The prevalence of depression was high (37.8%) among PLWHIVs, and depression was significantly associated with being female, rural dwellers, not disclosing HIV status, having poor ART adherence, HIV-perceived stigma, and poor social support. Enhancing adherence, counseling, and linking those patients who had poor social support to the concerned relatives for care and support is recommended. Providing health education both at the facility level and at the community level may reduce stigma and subsequently depression. Encouraging disclosing HIV status may help to prevent depression.

Data Availability

The datasets used and analyzed during the current study are available from the corresponding author on reasonable request.

Ethical Approval

Ethical clearance was obtained from the Institutional Review Board of Jima University. A formal letter of permission was submitted to the Hadiya Zone health department. The supportive letter was submitted to each health facility.

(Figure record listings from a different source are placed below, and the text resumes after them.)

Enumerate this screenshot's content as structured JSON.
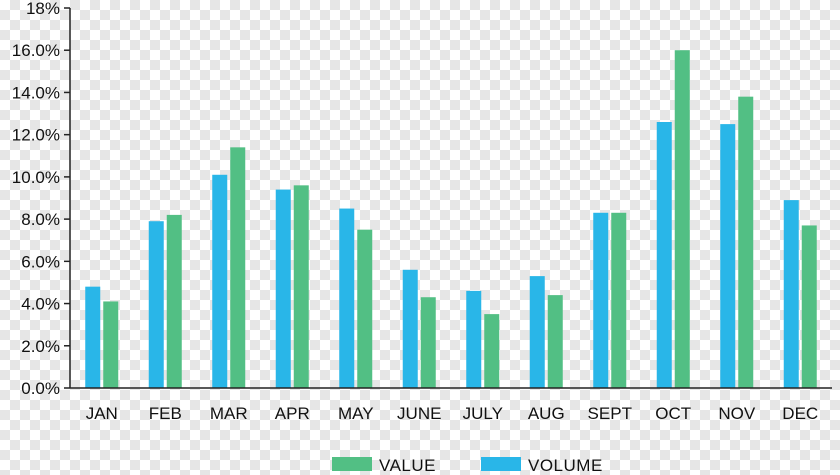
{
  "chart_data": {
    "type": "bar",
    "categories": [
      "JAN",
      "FEB",
      "MAR",
      "APR",
      "MAY",
      "JUNE",
      "JULY",
      "AUG",
      "SEPT",
      "OCT",
      "NOV",
      "DEC"
    ],
    "series": [
      {
        "name": "VOLUME",
        "color": "#29b6e8",
        "values": [
          4.8,
          7.9,
          10.1,
          9.4,
          8.5,
          5.6,
          4.6,
          5.3,
          8.3,
          12.6,
          12.5,
          8.9
        ]
      },
      {
        "name": "VALUE",
        "color": "#52bf84",
        "values": [
          4.1,
          8.2,
          11.4,
          9.6,
          7.5,
          4.3,
          3.5,
          4.4,
          8.3,
          16.0,
          13.8,
          7.7
        ]
      }
    ],
    "y_ticks": [
      "0.0%",
      "2.0%",
      "4.0%",
      "6.0%",
      "8.0%",
      "10.0%",
      "12.0%",
      "14.0%",
      "16.0%",
      "18%"
    ],
    "ylim": [
      0,
      18
    ],
    "grid": false,
    "legend_position": "bottom-center",
    "legend_order": [
      "VALUE",
      "VOLUME"
    ],
    "title": "",
    "xlabel": "",
    "ylabel": ""
  }
}
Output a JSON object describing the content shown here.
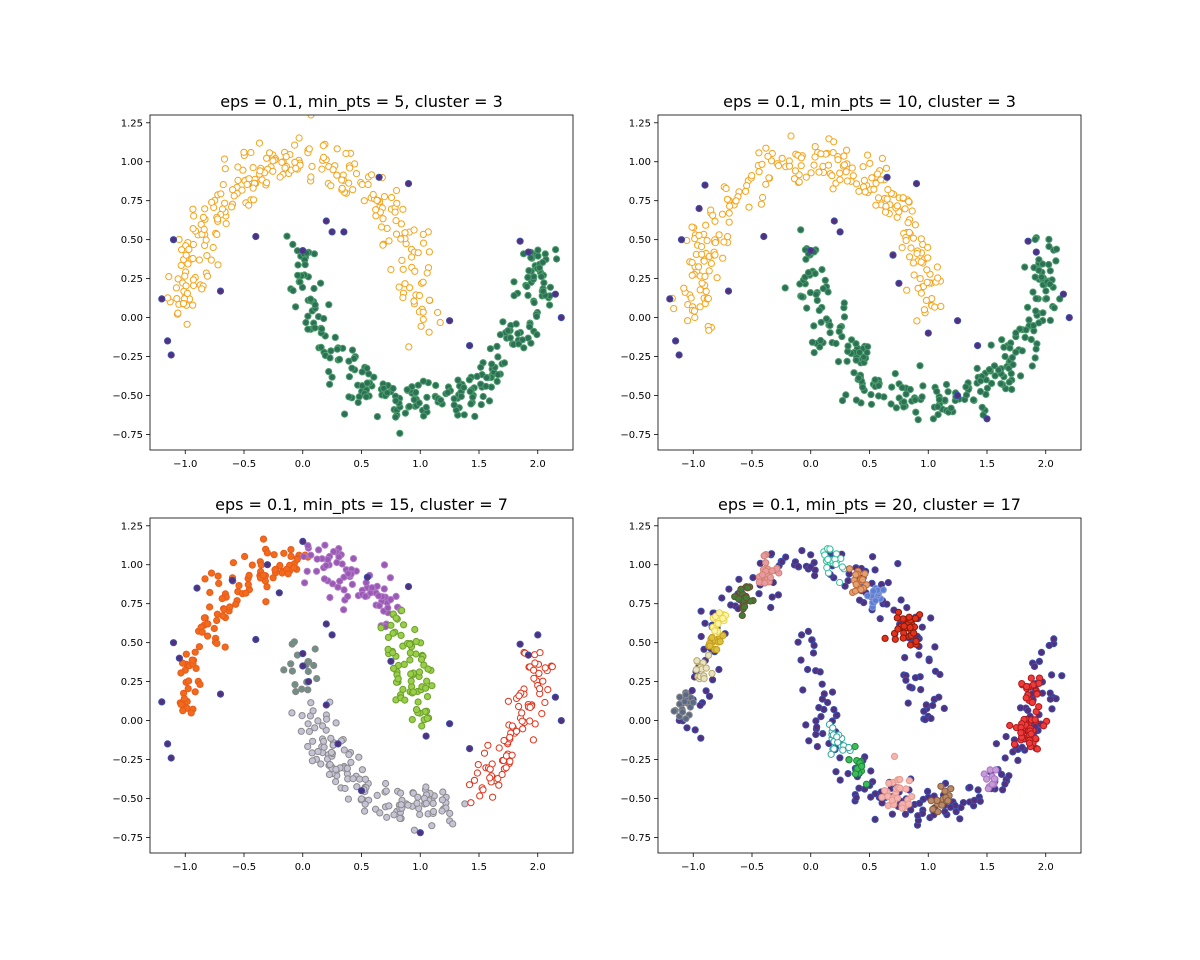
{
  "figure": {
    "background": "#ffffff",
    "noise_color": "#55307a",
    "noise_edge": "#3a4fb0"
  },
  "chart_data": [
    {
      "type": "scatter",
      "title": "eps = 0.1, min_pts = 5, cluster = 3",
      "xlim": [
        -1.3,
        2.3
      ],
      "ylim": [
        -0.85,
        1.3
      ],
      "xticks": [
        -1.0,
        -0.5,
        0.0,
        0.5,
        1.0,
        1.5,
        2.0
      ],
      "xtick_labels": [
        "−1.0",
        "−0.5",
        "0.0",
        "0.5",
        "1.0",
        "1.5",
        "2.0"
      ],
      "yticks": [
        -0.75,
        -0.5,
        -0.25,
        0.0,
        0.25,
        0.5,
        0.75,
        1.0,
        1.25
      ],
      "ytick_labels": [
        "−0.75",
        "−0.50",
        "−0.25",
        "0.00",
        "0.25",
        "0.50",
        "0.75",
        "1.00",
        "1.25"
      ],
      "grid": false,
      "series": [
        {
          "role": "upper-moon",
          "from_t": 0.0,
          "to_t": 1.0,
          "count": 260,
          "fill": "#ffffff",
          "edge": "#f5a31a"
        },
        {
          "role": "lower-moon",
          "from_t": 0.0,
          "to_t": 1.0,
          "count": 270,
          "fill": "#2e6f57",
          "edge": "#4b9e6a"
        }
      ],
      "noise": [
        [
          -1.2,
          0.12
        ],
        [
          -1.1,
          0.5
        ],
        [
          -1.15,
          -0.15
        ],
        [
          -1.12,
          -0.24
        ],
        [
          -0.7,
          0.17
        ],
        [
          -0.4,
          0.52
        ],
        [
          0.2,
          0.62
        ],
        [
          0.0,
          0.43
        ],
        [
          0.9,
          0.86
        ],
        [
          0.25,
          0.55
        ],
        [
          1.25,
          -0.02
        ],
        [
          1.42,
          -0.18
        ],
        [
          1.85,
          0.49
        ],
        [
          1.92,
          0.42
        ],
        [
          2.15,
          0.15
        ],
        [
          2.2,
          0.0
        ],
        [
          0.35,
          0.55
        ],
        [
          0.65,
          0.9
        ]
      ]
    },
    {
      "type": "scatter",
      "title": "eps = 0.1, min_pts = 10, cluster = 3",
      "xlim": [
        -1.3,
        2.3
      ],
      "ylim": [
        -0.85,
        1.3
      ],
      "xticks": [
        -1.0,
        -0.5,
        0.0,
        0.5,
        1.0,
        1.5,
        2.0
      ],
      "xtick_labels": [
        "−1.0",
        "−0.5",
        "0.0",
        "0.5",
        "1.0",
        "1.5",
        "2.0"
      ],
      "yticks": [
        -0.75,
        -0.5,
        -0.25,
        0.0,
        0.25,
        0.5,
        0.75,
        1.0,
        1.25
      ],
      "ytick_labels": [
        "−0.75",
        "−0.50",
        "−0.25",
        "0.00",
        "0.25",
        "0.50",
        "0.75",
        "1.00",
        "1.25"
      ],
      "grid": false,
      "series": [
        {
          "role": "upper-moon",
          "from_t": 0.0,
          "to_t": 1.0,
          "count": 250,
          "fill": "#ffffff",
          "edge": "#f5a31a"
        },
        {
          "role": "lower-moon",
          "from_t": 0.0,
          "to_t": 1.0,
          "count": 260,
          "fill": "#2e6f57",
          "edge": "#4b9e6a"
        }
      ],
      "noise": [
        [
          -1.2,
          0.12
        ],
        [
          -1.1,
          0.5
        ],
        [
          -1.15,
          -0.15
        ],
        [
          -1.12,
          -0.24
        ],
        [
          -0.7,
          0.17
        ],
        [
          -0.4,
          0.52
        ],
        [
          -0.9,
          0.85
        ],
        [
          -0.95,
          0.7
        ],
        [
          0.2,
          0.62
        ],
        [
          0.0,
          0.43
        ],
        [
          0.9,
          0.86
        ],
        [
          0.25,
          0.55
        ],
        [
          1.25,
          -0.02
        ],
        [
          1.42,
          -0.18
        ],
        [
          1.85,
          0.49
        ],
        [
          1.92,
          0.42
        ],
        [
          2.15,
          0.15
        ],
        [
          2.2,
          0.0
        ],
        [
          0.65,
          0.9
        ],
        [
          0.7,
          0.4
        ],
        [
          0.75,
          0.22
        ],
        [
          1.0,
          -0.1
        ],
        [
          1.25,
          -0.5
        ],
        [
          1.5,
          -0.65
        ]
      ]
    },
    {
      "type": "scatter",
      "title": "eps = 0.1, min_pts = 15, cluster = 7",
      "xlim": [
        -1.3,
        2.3
      ],
      "ylim": [
        -0.85,
        1.3
      ],
      "xticks": [
        -1.0,
        -0.5,
        0.0,
        0.5,
        1.0,
        1.5,
        2.0
      ],
      "xtick_labels": [
        "−1.0",
        "−0.5",
        "0.0",
        "0.5",
        "1.0",
        "1.5",
        "2.0"
      ],
      "yticks": [
        -0.75,
        -0.5,
        -0.25,
        0.0,
        0.25,
        0.5,
        0.75,
        1.0,
        1.25
      ],
      "ytick_labels": [
        "−0.75",
        "−0.50",
        "−0.25",
        "0.00",
        "0.25",
        "0.50",
        "0.75",
        "1.00",
        "1.25"
      ],
      "grid": false,
      "series": [
        {
          "role": "upper-moon",
          "from_t": 0.5,
          "to_t": 1.0,
          "count": 110,
          "fill": "#f26b1d",
          "edge": "#e85a1a"
        },
        {
          "role": "upper-moon",
          "from_t": 0.24,
          "to_t": 0.48,
          "count": 80,
          "fill": "#9b59b6",
          "edge": "#b07cc6"
        },
        {
          "role": "upper-moon",
          "from_t": 0.0,
          "to_t": 0.22,
          "count": 75,
          "fill": "#9acd48",
          "edge": "#6aa12a"
        },
        {
          "role": "lower-moon",
          "from_t": 0.0,
          "to_t": 0.1,
          "count": 18,
          "fill": "#6f8f86",
          "edge": "#888888"
        },
        {
          "role": "lower-moon",
          "from_t": 0.12,
          "to_t": 0.6,
          "count": 140,
          "fill": "#c7c3d6",
          "edge": "#8b8b8b"
        },
        {
          "role": "lower-moon",
          "from_t": 0.64,
          "to_t": 1.0,
          "count": 90,
          "fill": "#ffffff",
          "edge": "#e0331a"
        }
      ],
      "noise": [
        [
          -1.2,
          0.12
        ],
        [
          -1.1,
          0.5
        ],
        [
          -1.15,
          -0.15
        ],
        [
          -1.12,
          -0.24
        ],
        [
          -0.7,
          0.17
        ],
        [
          -0.4,
          0.52
        ],
        [
          -0.9,
          0.85
        ],
        [
          -1.05,
          0.4
        ],
        [
          -0.6,
          0.9
        ],
        [
          -0.3,
          1.0
        ],
        [
          -0.2,
          0.82
        ],
        [
          0.0,
          1.15
        ],
        [
          0.2,
          0.62
        ],
        [
          0.0,
          0.43
        ],
        [
          0.9,
          0.86
        ],
        [
          0.55,
          0.92
        ],
        [
          1.25,
          -0.02
        ],
        [
          1.42,
          -0.18
        ],
        [
          1.85,
          0.49
        ],
        [
          1.92,
          0.42
        ],
        [
          2.15,
          0.15
        ],
        [
          2.2,
          0.0
        ],
        [
          2.0,
          0.55
        ],
        [
          0.0,
          0.35
        ],
        [
          0.05,
          0.25
        ],
        [
          0.2,
          0.1
        ],
        [
          0.3,
          -0.15
        ],
        [
          0.5,
          -0.45
        ],
        [
          1.0,
          -0.72
        ],
        [
          1.05,
          -0.1
        ],
        [
          0.75,
          0.38
        ],
        [
          0.25,
          0.55
        ]
      ]
    },
    {
      "type": "scatter",
      "title": "eps = 0.1, min_pts = 20, cluster = 17",
      "xlim": [
        -1.3,
        2.3
      ],
      "ylim": [
        -0.85,
        1.3
      ],
      "xticks": [
        -1.0,
        -0.5,
        0.0,
        0.5,
        1.0,
        1.5,
        2.0
      ],
      "xtick_labels": [
        "−1.0",
        "−0.5",
        "0.0",
        "0.5",
        "1.0",
        "1.5",
        "2.0"
      ],
      "yticks": [
        -0.75,
        -0.5,
        -0.25,
        0.0,
        0.25,
        0.5,
        0.75,
        1.0,
        1.25
      ],
      "ytick_labels": [
        "−0.75",
        "−0.50",
        "−0.25",
        "0.00",
        "0.25",
        "0.50",
        "0.75",
        "1.00",
        "1.25"
      ],
      "grid": false,
      "series": [
        {
          "role": "blob",
          "cx": -1.08,
          "cy": 0.09,
          "r": 0.07,
          "count": 18,
          "fill": "#5a6a86",
          "edge": "#8b8b8b"
        },
        {
          "role": "blob",
          "cx": -0.92,
          "cy": 0.3,
          "r": 0.06,
          "count": 14,
          "fill": "#e8e4c2",
          "edge": "#b8a870"
        },
        {
          "role": "blob",
          "cx": -0.83,
          "cy": 0.5,
          "r": 0.06,
          "count": 14,
          "fill": "#d9c13e",
          "edge": "#c79a1e"
        },
        {
          "role": "blob",
          "cx": -0.78,
          "cy": 0.63,
          "r": 0.06,
          "count": 14,
          "fill": "#fff4a8",
          "edge": "#e6d44a"
        },
        {
          "role": "blob",
          "cx": -0.58,
          "cy": 0.77,
          "r": 0.08,
          "count": 22,
          "fill": "#3f7e3a",
          "edge": "#6b4f2e"
        },
        {
          "role": "blob",
          "cx": -0.4,
          "cy": 0.97,
          "r": 0.09,
          "count": 22,
          "fill": "#e89aa4",
          "edge": "#d4826e"
        },
        {
          "role": "blob",
          "cx": 0.18,
          "cy": 1.02,
          "r": 0.1,
          "count": 22,
          "fill": "#ffffff",
          "edge": "#2fbf9a"
        },
        {
          "role": "blob",
          "cx": 0.4,
          "cy": 0.9,
          "r": 0.07,
          "count": 16,
          "fill": "#e3a070",
          "edge": "#c06a3a"
        },
        {
          "role": "blob",
          "cx": 0.55,
          "cy": 0.8,
          "r": 0.06,
          "count": 14,
          "fill": "#5a7fd6",
          "edge": "#8a9ad6"
        },
        {
          "role": "blob",
          "cx": 0.8,
          "cy": 0.62,
          "r": 0.09,
          "count": 30,
          "fill": "#e0321c",
          "edge": "#8a1a0a"
        },
        {
          "role": "blob",
          "cx": 0.2,
          "cy": -0.12,
          "r": 0.1,
          "count": 22,
          "fill": "#ffffff",
          "edge": "#2ea6a0"
        },
        {
          "role": "blob",
          "cx": 0.42,
          "cy": -0.3,
          "r": 0.07,
          "count": 16,
          "fill": "#3bbb5b",
          "edge": "#1e8a3a"
        },
        {
          "role": "blob",
          "cx": 0.75,
          "cy": -0.48,
          "r": 0.11,
          "count": 28,
          "fill": "#f5b3b1",
          "edge": "#e59a8a"
        },
        {
          "role": "blob",
          "cx": 1.12,
          "cy": -0.5,
          "r": 0.07,
          "count": 14,
          "fill": "#b88a6a",
          "edge": "#8a5a3a"
        },
        {
          "role": "blob",
          "cx": 1.55,
          "cy": -0.38,
          "r": 0.06,
          "count": 12,
          "fill": "#c79ad9",
          "edge": "#a875c0"
        },
        {
          "role": "blob",
          "cx": 1.85,
          "cy": -0.05,
          "r": 0.11,
          "count": 40,
          "fill": "#ee3b3b",
          "edge": "#b01a1a"
        },
        {
          "role": "blob",
          "cx": 1.87,
          "cy": 0.2,
          "r": 0.08,
          "count": 18,
          "fill": "#ee3b3b",
          "edge": "#b01a1a"
        }
      ],
      "noise_arcs": [
        {
          "role": "upper-moon",
          "from_t": 0.0,
          "to_t": 1.0,
          "count": 150
        },
        {
          "role": "lower-moon",
          "from_t": 0.0,
          "to_t": 1.0,
          "count": 170
        }
      ]
    }
  ]
}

Written informed consent was obtained from each study participant after they were introduced to the purpose of the study and informed about their rights to interrupt the interview at any time. The information collected was kept confidential and stored in a file, without their name, but code number was assigned to it.

Conflicts of Interest

The authors declare that there is no conflict of interest.

Authors’ Contributions

MH conceived the study. MH, CF, GA, and LL prepared the design and did a literature search, data acquisition, data analysis, statistical analysis, manuscript preparation, manuscript editing, and manuscript review. The manuscript has been read and approved by all authors. The requirements for authorship have been met, and each author believes that the manuscript represents honest work.

Acknowledgments

We would like to thank Jimma University Faculty of Public Health for providing this opportunity to carry out this work. We would like to extend our thanks to the study participants for their willingness to participate in the study.